Remember the movie “Jaws”? It seems everyone remembers the parts where the big scary shark eats the waterskiing girl, or when Hooper was in the shark cage, or the part where the shark is devouring Captain Quint. Oh, yeah! But isn’t it interesting that nobody seems to remember any less violent or scary scenes throughout this two-hour and 10-minute movie? Why not?

Some people seem to have the ability to downplay negative experiences in their lives and magnify the positive ones. We all have that friend who, when life offers lemons, manages to make lemonade. Are these individuals remembering the good times more than the bad?

People seem to easily remember tragic events and the seemingly insignificant details associated with them, but many would be hard-pressed to recall small, precise, or trivial details of happier moments in their daily lives. For example, ask someone where he or she was when the Twin Towers fell on September 11, 2001, and it’s a good bet that they’ll remember without hesitating. They might even remember specific details about the day, such as exactly what they were doing just before they saw the news reports of the attacks. It begs the question, “Do we remember the bad times better than the good?”

By now you’re probably asking yourself, what does this have to do with racing cars? More than you realize. Listening to drivers and students over the years, I find the majority seems to dwell on “the scary stuff.” The vast majority seem to have total recall of that car they saw that rolled in Turn 9, or the time they went into Turn 4 too hot and flat-spotted all four tires, or how the car got loose when they took a bad line, and the list goes on. All in all, these same drivers who can relive bad incident after incident never seem to recall anything they excelled in.

Just imagine how much better a driver would feel if he could start having total recall about how good it felt the last time they managed to go a little faster through the carousel. Or how about feeling great when they realize they really don’t have to brake so soon in 11? Instead of seeing visions of crashing, hitting a wall, getting loose, etc., why not begin seeing yourself learning how to slide around a corner in complete control instead of trembling with the fear or losing control. There is a huge difference between success and failure and it’s all how we perceive ourselves. If you want to be fast, stop dwelling on the negative and start realizing the positive. Stop seeing yourself failing. See yourself in control.

Each of our experiences stimulates our memory centers in very specific ways. My point is that memories of emotionally charged experiences — particularly those that evoke fear — think “Jaws” — makes sense from an evolutionary perspective, since being able to recall fearful events is critical to survival. For example, you’d be in deep trouble if you didn’t remember to be afraid of a bull during mating season.

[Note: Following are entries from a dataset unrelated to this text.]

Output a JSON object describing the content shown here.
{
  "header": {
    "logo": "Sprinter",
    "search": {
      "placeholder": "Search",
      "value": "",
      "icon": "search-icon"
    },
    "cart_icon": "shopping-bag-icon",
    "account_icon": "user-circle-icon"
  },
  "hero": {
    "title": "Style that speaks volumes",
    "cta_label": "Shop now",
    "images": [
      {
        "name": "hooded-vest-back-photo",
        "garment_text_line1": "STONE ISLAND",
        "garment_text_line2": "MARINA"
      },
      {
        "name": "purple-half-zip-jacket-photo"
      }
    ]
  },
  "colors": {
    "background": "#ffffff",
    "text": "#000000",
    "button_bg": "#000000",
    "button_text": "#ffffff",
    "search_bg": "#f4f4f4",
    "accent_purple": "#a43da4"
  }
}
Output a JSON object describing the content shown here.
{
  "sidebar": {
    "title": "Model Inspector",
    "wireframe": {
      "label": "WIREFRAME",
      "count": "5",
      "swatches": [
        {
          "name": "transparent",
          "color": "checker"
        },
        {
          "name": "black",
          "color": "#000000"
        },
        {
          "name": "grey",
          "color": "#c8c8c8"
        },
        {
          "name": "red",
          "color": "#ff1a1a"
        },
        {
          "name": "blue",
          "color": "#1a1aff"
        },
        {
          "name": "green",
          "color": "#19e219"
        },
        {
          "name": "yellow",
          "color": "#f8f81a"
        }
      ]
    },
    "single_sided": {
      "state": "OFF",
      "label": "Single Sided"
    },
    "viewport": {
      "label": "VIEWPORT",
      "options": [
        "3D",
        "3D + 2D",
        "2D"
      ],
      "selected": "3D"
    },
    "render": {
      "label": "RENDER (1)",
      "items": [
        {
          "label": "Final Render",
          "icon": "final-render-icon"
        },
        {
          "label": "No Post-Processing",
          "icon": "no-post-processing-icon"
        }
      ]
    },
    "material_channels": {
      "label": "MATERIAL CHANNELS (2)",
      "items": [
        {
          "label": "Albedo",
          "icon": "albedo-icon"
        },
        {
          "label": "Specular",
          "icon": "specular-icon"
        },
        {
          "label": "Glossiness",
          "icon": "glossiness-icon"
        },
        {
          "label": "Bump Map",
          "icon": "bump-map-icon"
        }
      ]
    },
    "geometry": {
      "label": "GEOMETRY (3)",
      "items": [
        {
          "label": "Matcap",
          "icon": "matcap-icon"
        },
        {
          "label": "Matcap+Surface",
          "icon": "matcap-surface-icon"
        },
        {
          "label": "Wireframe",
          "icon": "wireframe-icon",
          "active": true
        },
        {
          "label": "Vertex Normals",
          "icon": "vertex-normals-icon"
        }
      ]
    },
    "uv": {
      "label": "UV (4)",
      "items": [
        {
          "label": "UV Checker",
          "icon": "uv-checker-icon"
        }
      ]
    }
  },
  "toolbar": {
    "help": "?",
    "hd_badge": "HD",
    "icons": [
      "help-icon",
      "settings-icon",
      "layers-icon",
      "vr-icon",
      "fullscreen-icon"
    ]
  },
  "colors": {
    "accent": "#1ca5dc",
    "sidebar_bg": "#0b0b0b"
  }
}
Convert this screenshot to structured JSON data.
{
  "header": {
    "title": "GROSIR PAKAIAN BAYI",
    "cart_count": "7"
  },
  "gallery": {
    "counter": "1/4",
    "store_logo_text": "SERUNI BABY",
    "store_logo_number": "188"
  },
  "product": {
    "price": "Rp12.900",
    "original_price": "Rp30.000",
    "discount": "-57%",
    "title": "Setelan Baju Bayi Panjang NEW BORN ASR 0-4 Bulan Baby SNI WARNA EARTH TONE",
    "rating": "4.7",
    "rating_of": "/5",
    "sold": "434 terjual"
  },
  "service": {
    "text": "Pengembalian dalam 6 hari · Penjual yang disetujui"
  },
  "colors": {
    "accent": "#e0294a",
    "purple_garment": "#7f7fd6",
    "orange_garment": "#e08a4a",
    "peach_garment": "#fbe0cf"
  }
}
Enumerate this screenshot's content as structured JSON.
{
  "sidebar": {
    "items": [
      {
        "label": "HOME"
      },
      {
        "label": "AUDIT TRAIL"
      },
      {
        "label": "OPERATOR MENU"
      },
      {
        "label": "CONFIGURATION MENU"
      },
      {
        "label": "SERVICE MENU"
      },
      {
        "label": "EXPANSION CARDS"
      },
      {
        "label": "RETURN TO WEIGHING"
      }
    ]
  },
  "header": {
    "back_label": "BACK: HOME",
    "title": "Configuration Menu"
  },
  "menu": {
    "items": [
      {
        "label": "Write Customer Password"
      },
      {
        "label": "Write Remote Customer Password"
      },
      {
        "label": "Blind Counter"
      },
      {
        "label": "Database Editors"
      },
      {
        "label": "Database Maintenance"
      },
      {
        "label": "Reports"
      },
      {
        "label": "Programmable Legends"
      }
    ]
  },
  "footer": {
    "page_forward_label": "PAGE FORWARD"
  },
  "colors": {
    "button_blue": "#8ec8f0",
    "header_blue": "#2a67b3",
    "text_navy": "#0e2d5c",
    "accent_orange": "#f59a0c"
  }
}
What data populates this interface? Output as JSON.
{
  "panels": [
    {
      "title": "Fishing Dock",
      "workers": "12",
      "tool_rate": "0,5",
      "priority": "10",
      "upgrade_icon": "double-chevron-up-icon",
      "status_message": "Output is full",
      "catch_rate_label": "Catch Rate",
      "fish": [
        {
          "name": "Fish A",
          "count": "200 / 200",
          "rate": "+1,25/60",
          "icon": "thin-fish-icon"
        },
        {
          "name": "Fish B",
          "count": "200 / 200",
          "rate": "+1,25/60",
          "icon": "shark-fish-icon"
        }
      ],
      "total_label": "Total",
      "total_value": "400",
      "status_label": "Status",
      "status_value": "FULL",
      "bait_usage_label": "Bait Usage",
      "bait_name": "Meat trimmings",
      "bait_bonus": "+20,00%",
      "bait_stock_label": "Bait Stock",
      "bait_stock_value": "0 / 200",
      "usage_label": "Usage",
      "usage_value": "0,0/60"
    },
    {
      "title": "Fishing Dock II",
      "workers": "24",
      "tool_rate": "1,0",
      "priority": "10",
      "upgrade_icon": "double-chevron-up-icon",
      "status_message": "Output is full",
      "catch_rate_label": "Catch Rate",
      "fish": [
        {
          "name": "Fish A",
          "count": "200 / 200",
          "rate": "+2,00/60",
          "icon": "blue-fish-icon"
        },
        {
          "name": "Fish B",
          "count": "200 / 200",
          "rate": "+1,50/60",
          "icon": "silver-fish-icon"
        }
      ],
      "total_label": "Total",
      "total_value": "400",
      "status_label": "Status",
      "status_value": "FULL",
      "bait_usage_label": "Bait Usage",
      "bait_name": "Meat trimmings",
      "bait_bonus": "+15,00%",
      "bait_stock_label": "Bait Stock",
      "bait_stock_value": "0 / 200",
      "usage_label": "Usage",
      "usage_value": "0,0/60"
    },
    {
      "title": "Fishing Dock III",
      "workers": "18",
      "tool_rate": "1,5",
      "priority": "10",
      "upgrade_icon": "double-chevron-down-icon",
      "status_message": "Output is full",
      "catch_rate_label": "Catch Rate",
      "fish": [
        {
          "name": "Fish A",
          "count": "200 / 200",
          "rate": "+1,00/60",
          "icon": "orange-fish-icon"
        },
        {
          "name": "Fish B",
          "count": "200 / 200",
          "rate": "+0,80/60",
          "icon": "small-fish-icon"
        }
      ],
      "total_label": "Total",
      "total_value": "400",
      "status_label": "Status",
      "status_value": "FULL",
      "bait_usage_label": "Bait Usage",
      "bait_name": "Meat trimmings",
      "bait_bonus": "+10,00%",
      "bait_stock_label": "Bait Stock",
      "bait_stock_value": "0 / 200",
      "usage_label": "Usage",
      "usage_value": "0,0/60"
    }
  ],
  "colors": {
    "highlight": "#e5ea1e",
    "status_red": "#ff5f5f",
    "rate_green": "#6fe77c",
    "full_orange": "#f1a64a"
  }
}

Now that we know about the close relationship between memory and emotion, it’s possible that with a little effort, we all may be able to strengthen the memories of our good times simply by making a point of reminiscing about them or by focusing on those experiences when they occur. After all, we’re not going to remember things — good or bad — if we don’t bother paying attention to them the first place. In short, stop worrying about being eaten by a shark. Instead, just imagine reeling one in.